Sprouting your Avocado Seed (Part 2)
We’ve got roots, now we need some leaves! It can take a while for the stem to start making an appearance – I told you you’d need a lot of patience. It’s well worth it though. They make really lovely houseplants.
The stem grows from the point in the seed where the root is attached (about two thirds of the way down) and if you’ve got a decent crack sometimes you can peek in there and see it growing. If not, you’ll have to wait til it hits the top of the seed.
Keep on watering it and keep an eye on the delicate new leaves for any signs of problems like sunburn.
Getting Your Avocado Tree to Branch
Avocado trees are tall so getting it to branch early is important. It’ll give you a nice bushy plant instead of loads of trunk.
Once it’s got a few small leaves, pinch out the growing tip. The growing tip is where it’s forming new leaves. When you take out an avocado trees growing tip it’ll try to find a new way to grow. Usually that means you’ll get two or three new growing tips which will turn into branches.
Once in a while, it’ll send out one new growing tip and continue to grow straight upwards. If that happens you can either wait for it to grow a few new leaves then pinch out the growing tip and keep your fingers crossed that it works this time. Or, you could but lower down the stem. As long as there is a leaf and a node or two (the nobbly bit on the stem where the leaves grow) then it should be ok.
Moving it to Full Sun
With skinless seeds, you need to wait until the leaves are large enough to shade the seed.
I have mine in a spot where they’re getting a few hours of direct light a day and they’ve got a darker almost rosy tone to them. But, they seem happy enough. They haven’t shrivelled up but keep an eye on them if you’re introducing direct light before it’s got some shade leaves.
Avocados love full sun but, it’ll need to hardened off first or the leaves will burn. Start with an hour or so of more intense light and watch out for signs of stress like wilting or the leaves starting to feel thinner than usual, browning leaves, yellow or white patches or leaves curling up. In other words, if it’s appearance starts to change then abort the mission. Get it back to its usual environment to recover.
If your plant was fine then try two hours the next day.

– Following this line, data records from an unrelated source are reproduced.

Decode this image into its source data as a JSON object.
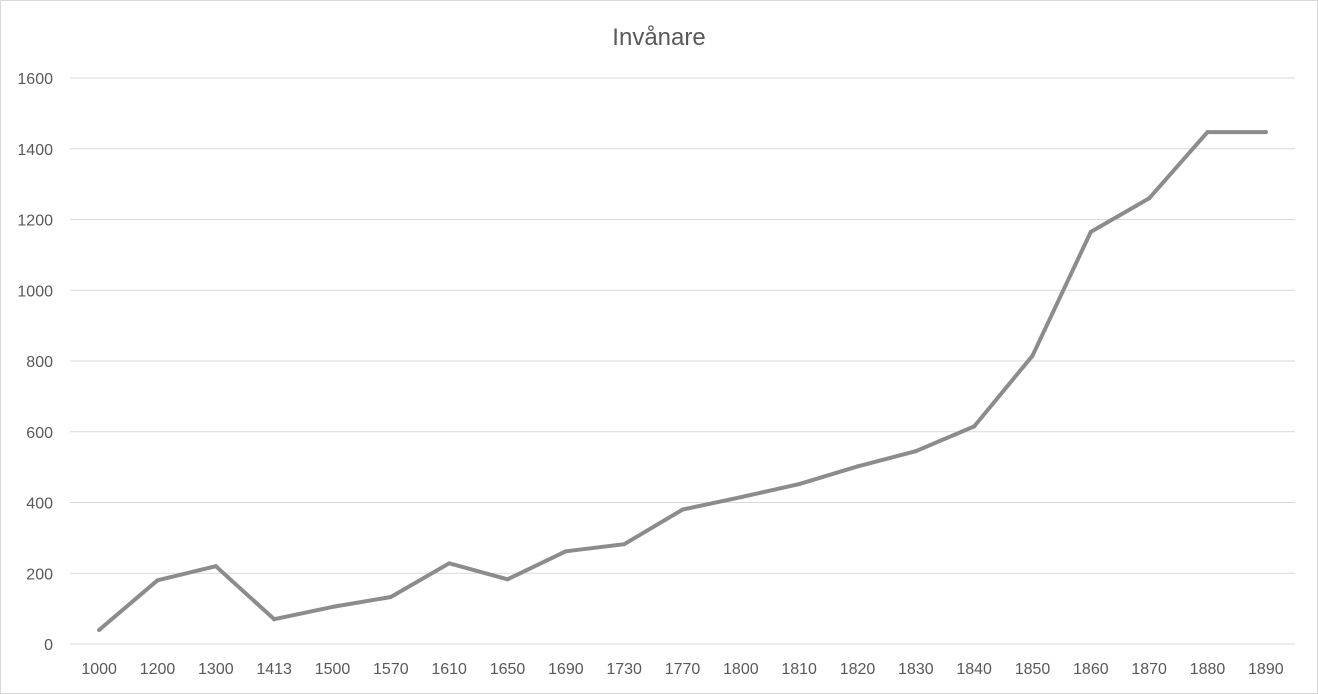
{
  "chart_data": {
    "type": "line",
    "title": "Invånare",
    "xlabel": "",
    "ylabel": "",
    "categories": [
      "1000",
      "1200",
      "1300",
      "1413",
      "1500",
      "1570",
      "1610",
      "1650",
      "1690",
      "1730",
      "1770",
      "1800",
      "1810",
      "1820",
      "1830",
      "1840",
      "1850",
      "1860",
      "1870",
      "1880",
      "1890"
    ],
    "series": [
      {
        "values": [
          40,
          180,
          220,
          70,
          105,
          133,
          228,
          183,
          262,
          282,
          380,
          415,
          452,
          502,
          545,
          615,
          815,
          1165,
          1260,
          1447,
          1447
        ]
      }
    ],
    "ylim": [
      0,
      1600
    ],
    "yticks": [
      0,
      200,
      400,
      600,
      800,
      1000,
      1200,
      1400,
      1600
    ],
    "grid": true,
    "legend": "none",
    "colors": {
      "line": "#8c8c8c",
      "grid": "#d9d9d9",
      "text": "#595959"
    }
  }
}
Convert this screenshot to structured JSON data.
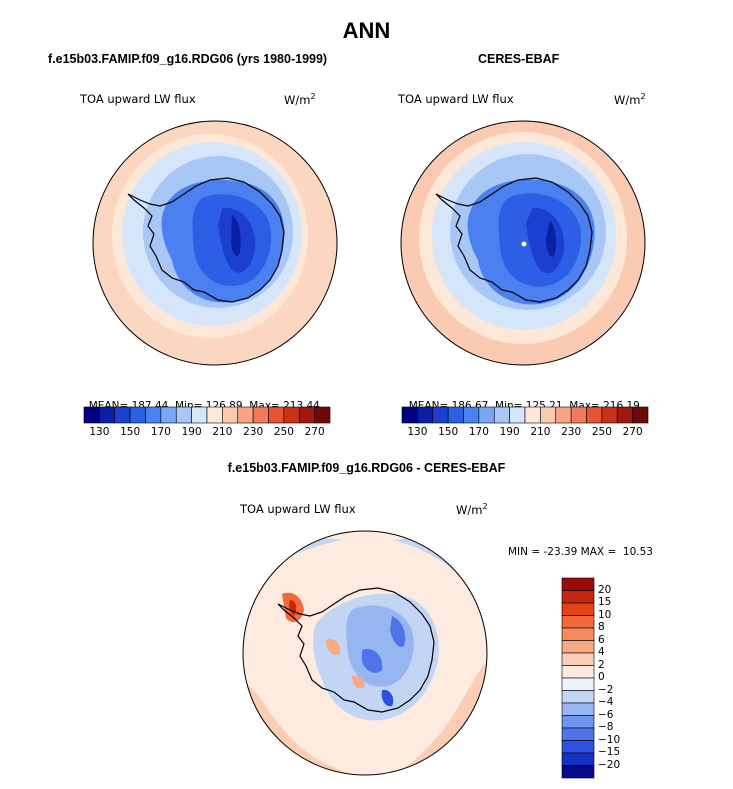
{
  "title": "ANN",
  "panels": [
    {
      "name": "model",
      "title": "f.e15b03.FAMIP.f09_g16.RDG06 (yrs 1980-1999)",
      "variable": "TOA upward LW flux",
      "units": "W/m",
      "units_sup": "2",
      "stats": {
        "mean_label": "MEAN=",
        "mean": "187.44",
        "min_label": "Min=",
        "min": "126.89",
        "max_label": "Max=",
        "max": "213.44"
      }
    },
    {
      "name": "obs",
      "title": "CERES-EBAF",
      "variable": "TOA upward LW flux",
      "units": "W/m",
      "units_sup": "2",
      "stats": {
        "mean_label": "MEAN=",
        "mean": "186.67",
        "min_label": "Min=",
        "min": "125.21",
        "max_label": "Max=",
        "max": "216.19"
      }
    }
  ],
  "colorbar_top": {
    "colors": [
      "#00007f",
      "#0a1fa8",
      "#1b3fd0",
      "#2d5fe6",
      "#4a80ef",
      "#7aa7f2",
      "#a9c7f6",
      "#d6e6fa",
      "#fde8d8",
      "#fbcab2",
      "#f7a586",
      "#f27a59",
      "#e65432",
      "#c8321a",
      "#a01812",
      "#700808"
    ],
    "tick_labels": [
      "130",
      "150",
      "170",
      "190",
      "210",
      "230",
      "250",
      "270"
    ]
  },
  "difference": {
    "title": "f.e15b03.FAMIP.f09_g16.RDG06 - CERES-EBAF",
    "variable": "TOA upward LW flux",
    "units": "W/m",
    "units_sup": "2",
    "min_max": "MIN = -23.39 MAX =  10.53",
    "colorbar": {
      "colors": [
        "#9a0a08",
        "#c8260f",
        "#e34416",
        "#f26a3a",
        "#f58a5e",
        "#f8aa86",
        "#fbcdb5",
        "#fdebe0",
        "#eef2fb",
        "#c3d5f5",
        "#96b6f2",
        "#6f94ee",
        "#4f74ea",
        "#2f50e2",
        "#1630c6",
        "#040a8a"
      ],
      "labels": [
        "20",
        "15",
        "10",
        "8",
        "6",
        "4",
        "2",
        "0",
        "−2",
        "−4",
        "−6",
        "−8",
        "−10",
        "−15",
        "−20"
      ]
    }
  }
}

Then three the next and so on until it’s getting as much as it needs – 6 hours a day minimum. As you saw with my avocados wonky little trunk, you’ll need to rotate it once in a while if it starts growing towards the light.
Avocados are thirsty plants so you can cut back on watering a bit. Once it’s pushed out the trunk the root system should be deep enough to withstand the soil drying out a little more. I let the surface of the soil dry out a little more, it goes a little lighter but not completely dry, then. give it a really good water.
Avocado plants are sensitive to salt buildup in the soil – a common symptom is brown dried up leaf tips. It’s better to use water that’s been sitting out all night so that some of the chemicals can evaporate out. Unfortunately, it won’t get them all.
To help prevent salts from building up make sure that when you water it make sure the water comes flowing out of the drainage holes. I bottom water mine once in a while by standing it in a bowl of water and letting it wick up as much as it wants. Bottom watering gives the salts time to dissolve. Then, once you take it out of the water top water it and let the water come out of the drainage holes for 10 seconds or so to flush the salts out.